According to Mueller, the workings of the human ear have inspired past approaches to pinpointing sound location, which have used pressure receivers, such as microphones, paired with the ability to either collect multiple frequencies or use multiple receivers. Building on a career of research with bats, Mueller knew that their ears were much more versatile sound receivers than the human ear. This prompted his team to pursue the objective of a single frequency and a single receiver instead of multiple receivers or frequencies.
Creating the ear
As they worked from the one-receiver, one-frequency model, Mueller's team sought to replicate a bat's ability to move their ears.
They created a soft synthetic ear inspired by horseshoe and Old-World leaf-nosed bats and attached it to a string and a simple motor, timed to make the ear flutter at the same time it received an incoming sound. These particular bats have ears that enable a complex transformation of sound waves, so nature's ready-made design was a logical choice. That transformation starts with the shape of the outer ear, called the pinna, which uses the movement of the ear as it receives sounds to create multiple shapes for reception which channel the sounds into the ear canal.
The biggest challenge Yin and Mueller faced with their single-receiver, single-frequency model was interpreting the incoming signals.
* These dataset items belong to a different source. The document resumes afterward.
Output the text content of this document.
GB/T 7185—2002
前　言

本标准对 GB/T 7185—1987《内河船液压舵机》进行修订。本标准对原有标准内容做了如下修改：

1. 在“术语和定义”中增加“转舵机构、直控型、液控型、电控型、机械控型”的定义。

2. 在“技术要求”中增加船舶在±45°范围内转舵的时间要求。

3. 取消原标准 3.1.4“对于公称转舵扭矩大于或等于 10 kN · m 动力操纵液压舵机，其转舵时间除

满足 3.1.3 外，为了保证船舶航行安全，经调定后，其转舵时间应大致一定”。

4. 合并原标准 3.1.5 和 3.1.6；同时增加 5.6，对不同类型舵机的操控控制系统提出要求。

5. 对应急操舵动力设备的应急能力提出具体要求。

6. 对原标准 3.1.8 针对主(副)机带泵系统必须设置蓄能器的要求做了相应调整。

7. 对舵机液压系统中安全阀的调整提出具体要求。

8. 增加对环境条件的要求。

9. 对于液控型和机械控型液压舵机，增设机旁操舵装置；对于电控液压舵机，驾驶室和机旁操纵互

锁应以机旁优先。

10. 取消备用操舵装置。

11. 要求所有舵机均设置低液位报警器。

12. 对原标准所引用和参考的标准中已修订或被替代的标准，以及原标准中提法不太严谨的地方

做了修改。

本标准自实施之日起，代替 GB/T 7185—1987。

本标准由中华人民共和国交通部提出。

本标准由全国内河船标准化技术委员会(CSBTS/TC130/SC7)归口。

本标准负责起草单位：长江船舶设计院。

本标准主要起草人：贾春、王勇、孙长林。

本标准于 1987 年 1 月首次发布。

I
How do you turn incoming sound waves into data that is readable and interpretable?
The team placed the ear above a microphone, creating a mechanism similar to that of a bat. The fast motions of the fluttering pinna created Doppler shift signatures that were clearly related to the direction of the source, but not easily interpretable because of the complexity of the patterns. To deal with this, Yin and Mueller engaged a deep neural network: a machine-learning approach that mimics the many layers processing found in the brain. They implemented such a network on a computer and trained it to provide the source direction associated with each received echo.
To test the performance of the system consisting of the ear and machine learning, they mounted the ear on a rotating rig that also included a laser pointer. Sounds were then emitted from a loudspeaker that was placed in different directions relative to the ear.
Once the direction of the sound was determined, the control computer would rotate the rig so that the laser pointer hit a target attached to the loudspeaker, pinpointing location within half a degree. Human hearing typically determines location within 9 degrees with working with two ears, and the best technology has achieved location within 7.5 degrees.
"The capabilities are completely beyond what is currently in the reach of technology, and yet all this is achieved with much less effort," said Mueller. "Our hope is to bring reliable and capable autonomy to complex outdoor environments, including precision agriculture and forestry; environmental surveillance, such as biodiversity monitoring; as well as defense and security-related applications."